A week later, Florence decided that she was well enough to go back to her own New York apartment, as long as the nurse went with her. She died in her apartment on May 21, apparently from a stroke that killed her instantly. She had plans to go out for drinks that evening and never knew that her time was limited.
At the funeral, both Sophia and Lulu read short speeches they’d written themselves. Here’s part of what Lulu said:
When Popo was living at my family’s house over the last month, I spent a lot of time with her, whether it was eating lunch together, playing cards with her, or just talking. On two nights, we were left alone together—“babysitting” each other. Even though she was sick and couldn’t walk well, she made me feel not scared at all. She was a very strong person. When I think of Popo, I think of her happy and laughing. She loved to be happy and that made me feel happy too. I’m really going to miss Popo a lot.
And here’s part of what Sophia said:
Popo always wanted intellectual stimulation, full happiness—to get the utmost vitality and thought out of every minute. And I think she got it, right up to the end. I hope someday I can learn to do the same.

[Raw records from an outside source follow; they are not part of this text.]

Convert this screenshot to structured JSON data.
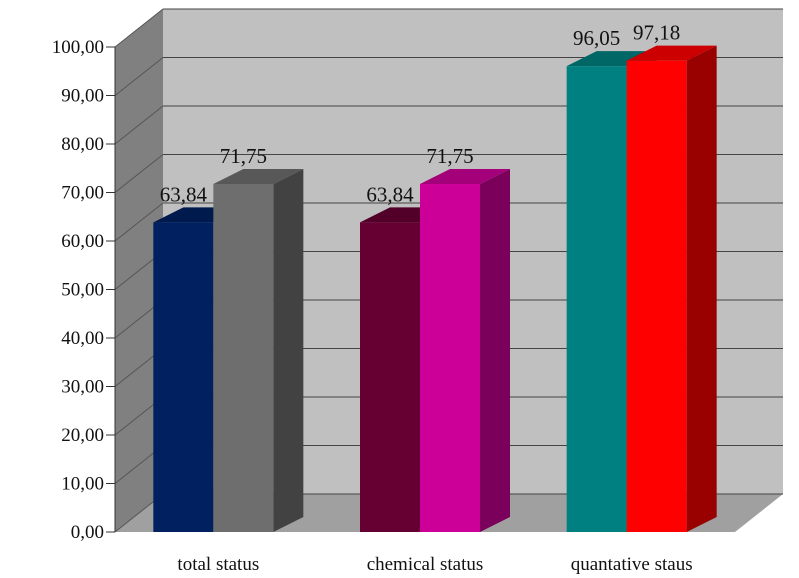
{
  "chart_data": {
    "type": "bar",
    "categories": [
      "total status",
      "chemical status",
      "quantative staus"
    ],
    "groups": [
      {
        "category": "total status",
        "bars": [
          {
            "value": 63.84,
            "label": "63,84",
            "color": "#002060"
          },
          {
            "value": 71.75,
            "label": "71,75",
            "color": "#6e6e6e"
          }
        ]
      },
      {
        "category": "chemical status",
        "bars": [
          {
            "value": 63.84,
            "label": "63,84",
            "color": "#660033"
          },
          {
            "value": 71.75,
            "label": "71,75",
            "color": "#cc0099"
          }
        ]
      },
      {
        "category": "quantative staus",
        "bars": [
          {
            "value": 96.05,
            "label": "96,05",
            "color": "#008080"
          },
          {
            "value": 97.18,
            "label": "97,18",
            "color": "#ff0000"
          }
        ]
      }
    ],
    "yticks": [
      "0,00",
      "10,00",
      "20,00",
      "30,00",
      "40,00",
      "50,00",
      "60,00",
      "70,00",
      "80,00",
      "90,00",
      "100,00"
    ],
    "ylim": [
      0,
      100
    ],
    "grid": true,
    "legend": "none",
    "wall_color": "#c0c0c0",
    "side_wall_color": "#808080",
    "floor_color": "#a0a0a0"
  }
}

When I heard Sophia and Lulu say these words, several things came to mind. I was proud and glad that Jed and I had taken Florence in, the Chinese way, and that the girls had witnessed us doing it. I was also proud and glad that Sophia and Lulu had helped take care of Florence. But with the words “loved to be happy” and “full happiness” ringing in my head, I also wondered whether down the road if I were sick, the girls would take me into their homes and do the same for me—or whether they would opt for happiness and freedom.
Happiness is not a concept I tend to dwell on. Chinese parenting does not address happiness. This has always worried me. When I see the piano- and violin-induced calluses on my daughters’ fingertips, or the teeth marks on the piano, I’m sometimes seized with doubt.
But here’s the thing. When I look around at all the Western families that fall apart—all the grown sons and daughters who can’t stand to be around their parents or don’t even talk to them—I have a hard time believing that Western parenting does a better job with happiness. It’s amazing how many older Western parents I’ve met who’ve said, shaking their heads sadly, “As a parent you just can’t win. No matter what you do, your kids will grow up resenting you.”